Posterior Subcapsular Cataract – as the name implies this opacification of the lens is at the centre back of the lens. It affects vision early on and develops quite quickly and in a younger age group. The world projected onto your eye’s “movie screen” is hazy. Poor night vision is a commonly experienced.
Cataract can be determined in a Routine Eye Check-up. You may need to alter your prescription to support your vision to be optimal whilst your symptoms are mild. Your Optometrist can help track the progress of cataract and work with you in determining when you are ready for surgical treatment. As we have worked with you we can provide the bridge between you and your eye surgeon about your desired vision outcomes after surgery, such as the need for good distance vision for golf or the need for sharp near vision for sewing or hobbies.

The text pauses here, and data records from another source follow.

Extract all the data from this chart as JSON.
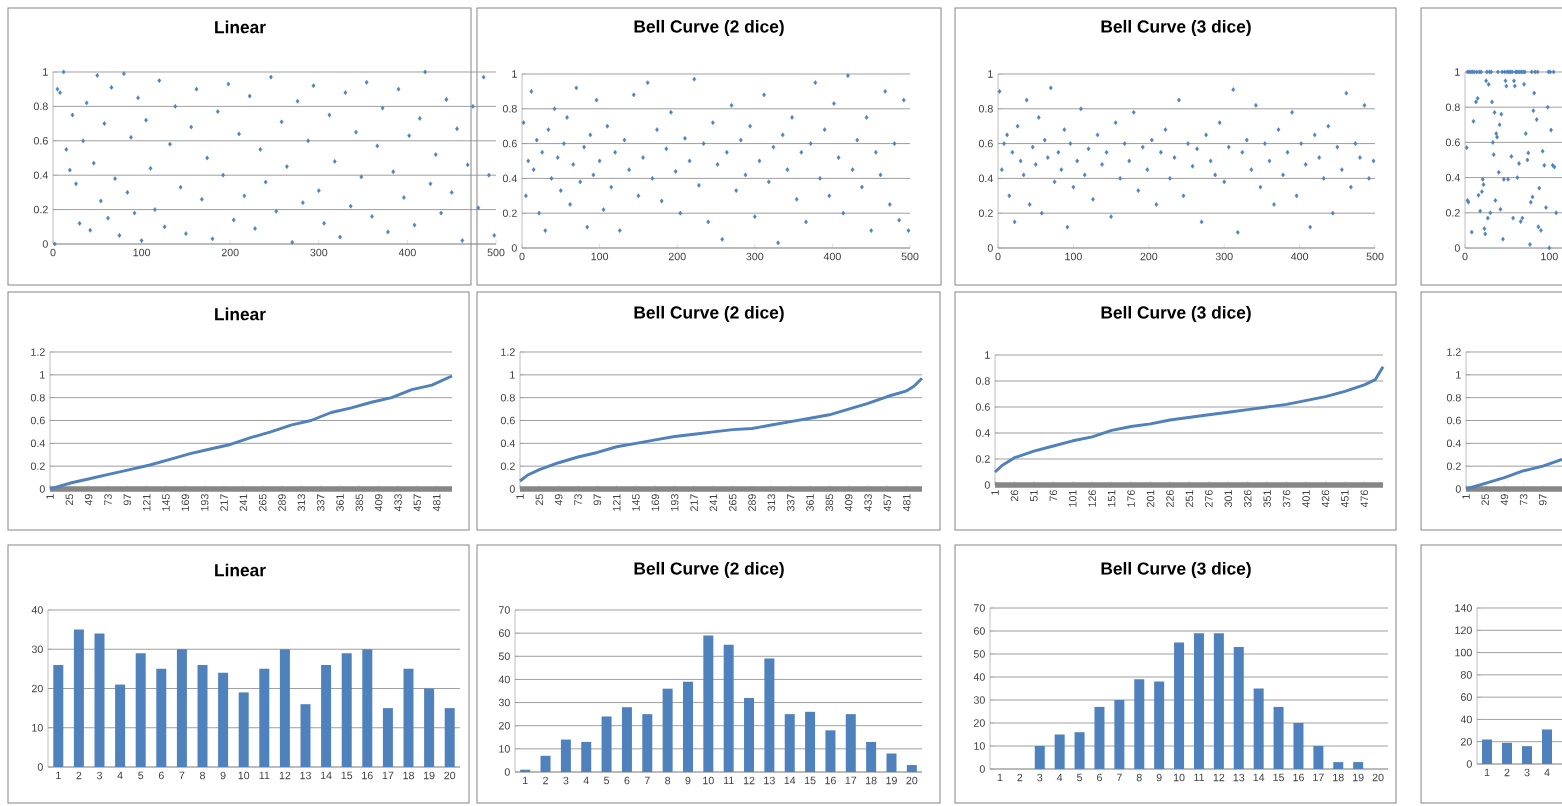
{
  "chart_data": [
    {
      "type": "scatter",
      "title": "Linear",
      "color": "#4f81bd",
      "marker": "diamond",
      "grid": "y",
      "xlim": [
        0,
        500
      ],
      "xticks": [
        0,
        100,
        200,
        300,
        400,
        500
      ],
      "ylim": [
        0,
        1
      ],
      "yticks": [
        0,
        0.2,
        0.4,
        0.6,
        0.8,
        1
      ],
      "x": [
        2,
        5,
        8,
        12,
        15,
        19,
        22,
        26,
        30,
        34,
        38,
        42,
        46,
        50,
        54,
        58,
        62,
        66,
        70,
        75,
        80,
        84,
        88,
        92,
        96,
        100,
        105,
        110,
        115,
        120,
        126,
        132,
        138,
        144,
        150,
        156,
        162,
        168,
        174,
        180,
        186,
        192,
        198,
        204,
        210,
        216,
        222,
        228,
        234,
        240,
        246,
        252,
        258,
        264,
        270,
        276,
        282,
        288,
        294,
        300,
        306,
        312,
        318,
        324,
        330,
        336,
        342,
        348,
        354,
        360,
        366,
        372,
        378,
        384,
        390,
        396,
        402,
        408,
        414,
        420,
        426,
        432,
        438,
        444,
        450,
        456,
        462,
        468,
        474,
        480,
        486,
        492,
        498
      ],
      "values": [
        0,
        0.9,
        0.88,
        1,
        0.55,
        0.43,
        0.75,
        0.35,
        0.12,
        0.6,
        0.82,
        0.08,
        0.47,
        0.98,
        0.25,
        0.7,
        0.15,
        0.91,
        0.38,
        0.05,
        0.99,
        0.3,
        0.62,
        0.18,
        0.85,
        0.02,
        0.72,
        0.44,
        0.2,
        0.95,
        0.1,
        0.58,
        0.8,
        0.33,
        0.06,
        0.68,
        0.9,
        0.26,
        0.5,
        0.03,
        0.77,
        0.4,
        0.93,
        0.14,
        0.64,
        0.28,
        0.86,
        0.09,
        0.55,
        0.36,
        0.97,
        0.19,
        0.71,
        0.45,
        0.01,
        0.83,
        0.24,
        0.6,
        0.92,
        0.31,
        0.12,
        0.75,
        0.48,
        0.04,
        0.88,
        0.22,
        0.65,
        0.39,
        0.94,
        0.16,
        0.57,
        0.79,
        0.07,
        0.42,
        0.9,
        0.27,
        0.63,
        0.11,
        0.73,
        1,
        0.35,
        0.52,
        0.18,
        0.84,
        0.3,
        0.67,
        0.02,
        0.46,
        0.8,
        0.21,
        0.97,
        0.4,
        0.05
      ]
    },
    {
      "type": "scatter",
      "title": "Bell Curve (2 dice)",
      "color": "#4f81bd",
      "marker": "diamond",
      "grid": "y",
      "xlim": [
        0,
        500
      ],
      "xticks": [
        0,
        100,
        200,
        300,
        400,
        500
      ],
      "ylim": [
        0,
        1
      ],
      "yticks": [
        0,
        0.2,
        0.4,
        0.6,
        0.8,
        1
      ],
      "x": [
        2,
        5,
        8,
        12,
        15,
        19,
        22,
        26,
        30,
        34,
        38,
        42,
        46,
        50,
        54,
        58,
        62,
        66,
        70,
        75,
        80,
        84,
        88,
        92,
        96,
        100,
        105,
        110,
        115,
        120,
        126,
        132,
        138,
        144,
        150,
        156,
        162,
        168,
        174,
        180,
        186,
        192,
        198,
        204,
        210,
        216,
        222,
        228,
        234,
        240,
        246,
        252,
        258,
        264,
        270,
        276,
        282,
        288,
        294,
        300,
        306,
        312,
        318,
        324,
        330,
        336,
        342,
        348,
        354,
        360,
        366,
        372,
        378,
        384,
        390,
        396,
        402,
        408,
        414,
        420,
        426,
        432,
        438,
        444,
        450,
        456,
        462,
        468,
        474,
        480,
        486,
        492,
        498
      ],
      "values": [
        0.72,
        0.3,
        0.5,
        0.9,
        0.45,
        0.62,
        0.2,
        0.55,
        0.1,
        0.68,
        0.4,
        0.8,
        0.52,
        0.33,
        0.6,
        0.75,
        0.25,
        0.48,
        0.92,
        0.38,
        0.58,
        0.12,
        0.65,
        0.42,
        0.85,
        0.5,
        0.22,
        0.7,
        0.35,
        0.55,
        0.1,
        0.62,
        0.45,
        0.88,
        0.3,
        0.52,
        0.95,
        0.4,
        0.68,
        0.27,
        0.57,
        0.78,
        0.44,
        0.2,
        0.63,
        0.5,
        0.97,
        0.36,
        0.6,
        0.15,
        0.72,
        0.48,
        0.05,
        0.55,
        0.82,
        0.33,
        0.62,
        0.42,
        0.7,
        0.18,
        0.5,
        0.88,
        0.38,
        0.58,
        0.03,
        0.65,
        0.45,
        0.75,
        0.28,
        0.55,
        0.15,
        0.6,
        0.95,
        0.4,
        0.68,
        0.3,
        0.83,
        0.52,
        0.2,
        0.99,
        0.45,
        0.62,
        0.35,
        0.75,
        0.1,
        0.55,
        0.42,
        0.9,
        0.25,
        0.6,
        0.16,
        0.85,
        0.1
      ]
    },
    {
      "type": "scatter",
      "title": "Bell Curve (3 dice)",
      "color": "#4f81bd",
      "marker": "diamond",
      "grid": "y",
      "xlim": [
        0,
        500
      ],
      "xticks": [
        0,
        100,
        200,
        300,
        400,
        500
      ],
      "ylim": [
        0,
        1
      ],
      "yticks": [
        0,
        0.2,
        0.4,
        0.6,
        0.8,
        1
      ],
      "x": [
        2,
        5,
        8,
        12,
        15,
        19,
        22,
        26,
        30,
        34,
        38,
        42,
        46,
        50,
        54,
        58,
        62,
        66,
        70,
        75,
        80,
        84,
        88,
        92,
        96,
        100,
        105,
        110,
        115,
        120,
        126,
        132,
        138,
        144,
        150,
        156,
        162,
        168,
        174,
        180,
        186,
        192,
        198,
        204,
        210,
        216,
        222,
        228,
        234,
        240,
        246,
        252,
        258,
        264,
        270,
        276,
        282,
        288,
        294,
        300,
        306,
        312,
        318,
        324,
        330,
        336,
        342,
        348,
        354,
        360,
        366,
        372,
        378,
        384,
        390,
        396,
        402,
        408,
        414,
        420,
        426,
        432,
        438,
        444,
        450,
        456,
        462,
        468,
        474,
        480,
        486,
        492,
        498
      ],
      "values": [
        0.9,
        0.45,
        0.6,
        0.65,
        0.3,
        0.55,
        0.15,
        0.7,
        0.5,
        0.42,
        0.85,
        0.25,
        0.58,
        0.48,
        0.75,
        0.2,
        0.62,
        0.52,
        0.92,
        0.38,
        0.55,
        0.45,
        0.68,
        0.12,
        0.6,
        0.35,
        0.5,
        0.8,
        0.42,
        0.57,
        0.28,
        0.65,
        0.48,
        0.55,
        0.18,
        0.72,
        0.4,
        0.6,
        0.5,
        0.78,
        0.33,
        0.58,
        0.45,
        0.62,
        0.25,
        0.55,
        0.68,
        0.4,
        0.52,
        0.85,
        0.3,
        0.6,
        0.47,
        0.57,
        0.15,
        0.65,
        0.5,
        0.42,
        0.72,
        0.38,
        0.58,
        0.91,
        0.09,
        0.55,
        0.62,
        0.45,
        0.82,
        0.35,
        0.6,
        0.5,
        0.25,
        0.68,
        0.42,
        0.55,
        0.78,
        0.3,
        0.6,
        0.48,
        0.12,
        0.65,
        0.52,
        0.4,
        0.7,
        0.2,
        0.58,
        0.45,
        0.89,
        0.35,
        0.6,
        0.52,
        0.82,
        0.4,
        0.5
      ]
    },
    {
      "type": "scatter",
      "color": "#4f81bd",
      "marker": "diamond",
      "grid": "y",
      "xlim": [
        0,
        115
      ],
      "xticks": [
        0,
        100
      ],
      "ylim": [
        0,
        1
      ],
      "yticks": [
        0,
        0.2,
        0.4,
        0.6,
        0.8,
        1
      ],
      "x": [
        2,
        3,
        4,
        8,
        10,
        13,
        15,
        16,
        18,
        20,
        21,
        22,
        23,
        24,
        25,
        27,
        28,
        30,
        32,
        33,
        34,
        35,
        36,
        37,
        38,
        40,
        41,
        42,
        43,
        45,
        46,
        48,
        49,
        51,
        55,
        57,
        58,
        59,
        62,
        64,
        66,
        68,
        70,
        72,
        74,
        75,
        77,
        78,
        80,
        81,
        82,
        85,
        87,
        88,
        90,
        92,
        94,
        96,
        98,
        100,
        102,
        104,
        106,
        108,
        3,
        5,
        7,
        9,
        11,
        14,
        17,
        19,
        26,
        29,
        31,
        39,
        44,
        47,
        50,
        52,
        54,
        56,
        60,
        61,
        63,
        65,
        67,
        69,
        71,
        79,
        83,
        86,
        99,
        101,
        105
      ],
      "values": [
        0.57,
        0.27,
        0.26,
        0.09,
        0.72,
        0.83,
        0.85,
        0.3,
        0.21,
        0.32,
        0.39,
        0.36,
        0.11,
        0.08,
        0.95,
        0.17,
        0.93,
        0.2,
        0.83,
        0.6,
        0.53,
        0.77,
        0.27,
        0.65,
        0.63,
        0.43,
        0.7,
        0.22,
        0.76,
        0.05,
        0.39,
        0.95,
        0.92,
        0.39,
        0.52,
        0.17,
        0.95,
        0.92,
        0.4,
        0.48,
        0.15,
        0.17,
        0.93,
        0.65,
        0.5,
        0.54,
        0.02,
        0.26,
        0.29,
        0.78,
        0.88,
        0.73,
        0.12,
        0.34,
        0.1,
        0.55,
        0.47,
        0.23,
        0.8,
        0,
        0.67,
        0.47,
        0.46,
        0.2,
        1,
        1,
        1,
        1,
        1,
        1,
        1,
        1,
        1,
        1,
        1,
        1,
        1,
        1,
        1,
        1,
        1,
        1,
        1,
        1,
        1,
        1,
        1,
        1,
        1,
        1,
        1,
        1,
        1,
        1,
        1
      ]
    },
    {
      "type": "line",
      "title": "Linear",
      "color": "#4f81bd",
      "grid": "y",
      "xlim": [
        1,
        500
      ],
      "xticks": [
        1,
        25,
        49,
        73,
        97,
        121,
        145,
        169,
        193,
        217,
        241,
        265,
        289,
        313,
        337,
        361,
        385,
        409,
        433,
        457,
        481
      ],
      "ylim": [
        0,
        1.2
      ],
      "yticks": [
        0,
        0.2,
        0.4,
        0.6,
        0.8,
        1,
        1.2
      ],
      "x": [
        1,
        25,
        50,
        75,
        100,
        125,
        150,
        175,
        200,
        225,
        250,
        275,
        300,
        325,
        350,
        375,
        400,
        425,
        450,
        475,
        500
      ],
      "values": [
        0,
        0.05,
        0.09,
        0.13,
        0.17,
        0.21,
        0.26,
        0.31,
        0.35,
        0.39,
        0.45,
        0.5,
        0.56,
        0.6,
        0.67,
        0.71,
        0.76,
        0.8,
        0.87,
        0.91,
        0.99
      ]
    },
    {
      "type": "line",
      "title": "Bell Curve (2 dice)",
      "color": "#4f81bd",
      "grid": "y",
      "xlim": [
        1,
        500
      ],
      "xticks": [
        1,
        25,
        49,
        73,
        97,
        121,
        145,
        169,
        193,
        217,
        241,
        265,
        289,
        313,
        337,
        361,
        385,
        409,
        433,
        457,
        481
      ],
      "ylim": [
        0,
        1.2
      ],
      "yticks": [
        0,
        0.2,
        0.4,
        0.6,
        0.8,
        1,
        1.2
      ],
      "x": [
        1,
        10,
        25,
        49,
        73,
        97,
        121,
        145,
        169,
        193,
        217,
        241,
        265,
        289,
        313,
        337,
        361,
        385,
        409,
        433,
        457,
        481,
        490,
        500
      ],
      "values": [
        0.07,
        0.12,
        0.17,
        0.23,
        0.28,
        0.32,
        0.37,
        0.4,
        0.43,
        0.46,
        0.48,
        0.5,
        0.52,
        0.53,
        0.56,
        0.59,
        0.62,
        0.65,
        0.7,
        0.75,
        0.81,
        0.86,
        0.9,
        0.97
      ]
    },
    {
      "type": "line",
      "title": "Bell Curve (3 dice)",
      "color": "#4f81bd",
      "grid": "y",
      "xlim": [
        1,
        500
      ],
      "xticks": [
        1,
        26,
        51,
        76,
        101,
        126,
        151,
        176,
        201,
        226,
        251,
        276,
        301,
        326,
        351,
        376,
        401,
        426,
        451,
        476
      ],
      "ylim": [
        0,
        1
      ],
      "yticks": [
        0,
        0.2,
        0.4,
        0.6,
        0.8,
        1
      ],
      "x": [
        1,
        10,
        26,
        51,
        76,
        101,
        126,
        151,
        176,
        201,
        226,
        251,
        276,
        301,
        326,
        351,
        376,
        401,
        426,
        451,
        476,
        490,
        500
      ],
      "values": [
        0.1,
        0.15,
        0.21,
        0.26,
        0.3,
        0.34,
        0.37,
        0.42,
        0.45,
        0.47,
        0.5,
        0.52,
        0.54,
        0.56,
        0.58,
        0.6,
        0.62,
        0.65,
        0.68,
        0.72,
        0.77,
        0.81,
        0.91
      ]
    },
    {
      "type": "line",
      "color": "#4f81bd",
      "grid": "y",
      "xlim": [
        1,
        121
      ],
      "xticks": [
        1,
        25,
        49,
        73,
        97
      ],
      "ylim": [
        0,
        1.2
      ],
      "yticks": [
        0,
        0.2,
        0.4,
        0.6,
        0.8,
        1,
        1.2
      ],
      "x": [
        1,
        25,
        49,
        73,
        97,
        121
      ],
      "values": [
        0,
        0.05,
        0.1,
        0.16,
        0.2,
        0.26
      ]
    },
    {
      "type": "bar",
      "title": "Linear",
      "color": "#4f81bd",
      "grid": "y",
      "ylim": [
        0,
        40
      ],
      "yticks": [
        0,
        10,
        20,
        30,
        40
      ],
      "categories": [
        "1",
        "2",
        "3",
        "4",
        "5",
        "6",
        "7",
        "8",
        "9",
        "10",
        "11",
        "12",
        "13",
        "14",
        "15",
        "16",
        "17",
        "18",
        "19",
        "20"
      ],
      "values": [
        26,
        35,
        34,
        21,
        29,
        25,
        30,
        26,
        24,
        19,
        25,
        30,
        16,
        26,
        29,
        30,
        15,
        25,
        20,
        15
      ]
    },
    {
      "type": "bar",
      "title": "Bell Curve (2 dice)",
      "color": "#4f81bd",
      "grid": "y",
      "ylim": [
        0,
        70
      ],
      "yticks": [
        0,
        10,
        20,
        30,
        40,
        50,
        60,
        70
      ],
      "categories": [
        "1",
        "2",
        "3",
        "4",
        "5",
        "6",
        "7",
        "8",
        "9",
        "10",
        "11",
        "12",
        "13",
        "14",
        "15",
        "16",
        "17",
        "18",
        "19",
        "20"
      ],
      "values": [
        1,
        7,
        14,
        13,
        24,
        28,
        25,
        36,
        39,
        59,
        55,
        32,
        49,
        25,
        26,
        18,
        25,
        13,
        8,
        3
      ]
    },
    {
      "type": "bar",
      "title": "Bell Curve (3 dice)",
      "color": "#4f81bd",
      "grid": "y",
      "ylim": [
        0,
        70
      ],
      "yticks": [
        0,
        10,
        20,
        30,
        40,
        50,
        60,
        70
      ],
      "categories": [
        "1",
        "2",
        "3",
        "4",
        "5",
        "6",
        "7",
        "8",
        "9",
        "10",
        "11",
        "12",
        "13",
        "14",
        "15",
        "16",
        "17",
        "18",
        "19",
        "20"
      ],
      "values": [
        0,
        0,
        10,
        15,
        16,
        27,
        30,
        39,
        38,
        55,
        59,
        59,
        53,
        35,
        27,
        20,
        10,
        3,
        3,
        0
      ]
    },
    {
      "type": "bar",
      "color": "#4f81bd",
      "grid": "y",
      "ylim": [
        0,
        140
      ],
      "yticks": [
        0,
        20,
        40,
        60,
        80,
        100,
        120,
        140
      ],
      "categories": [
        "1",
        "2",
        "3",
        "4"
      ],
      "values": [
        22,
        19,
        16,
        31
      ]
    }
  ]
}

Surgery for cataracts is a two step process that involves removing your cloudy lens and replacing it with a clear, plastic intraocular lens (IOL). Cataract surgery is a safe outpatient microsurgery. The surgery only takes a few moments and for most, no stitches are required. After the surgery, patients return home and resume normal activities in a couple of days. The result of the surgery is a lens clear of cloudiness and an improvement in your vision.
The need for some use of eyeglasses after surgery is common. Your Ophthalmologist (surgeon) will review your healing some 3 to 4 weeks after surgery. Your course of eye drop therapy will be finalised and at this stage you can have your eyes re-tested by your Optometrist.
It is important to continue your regular eye examinations after cataract surgery to continue to monitor your eye health as you age. Having had cataract surgery does not exclude you from other eye diseases.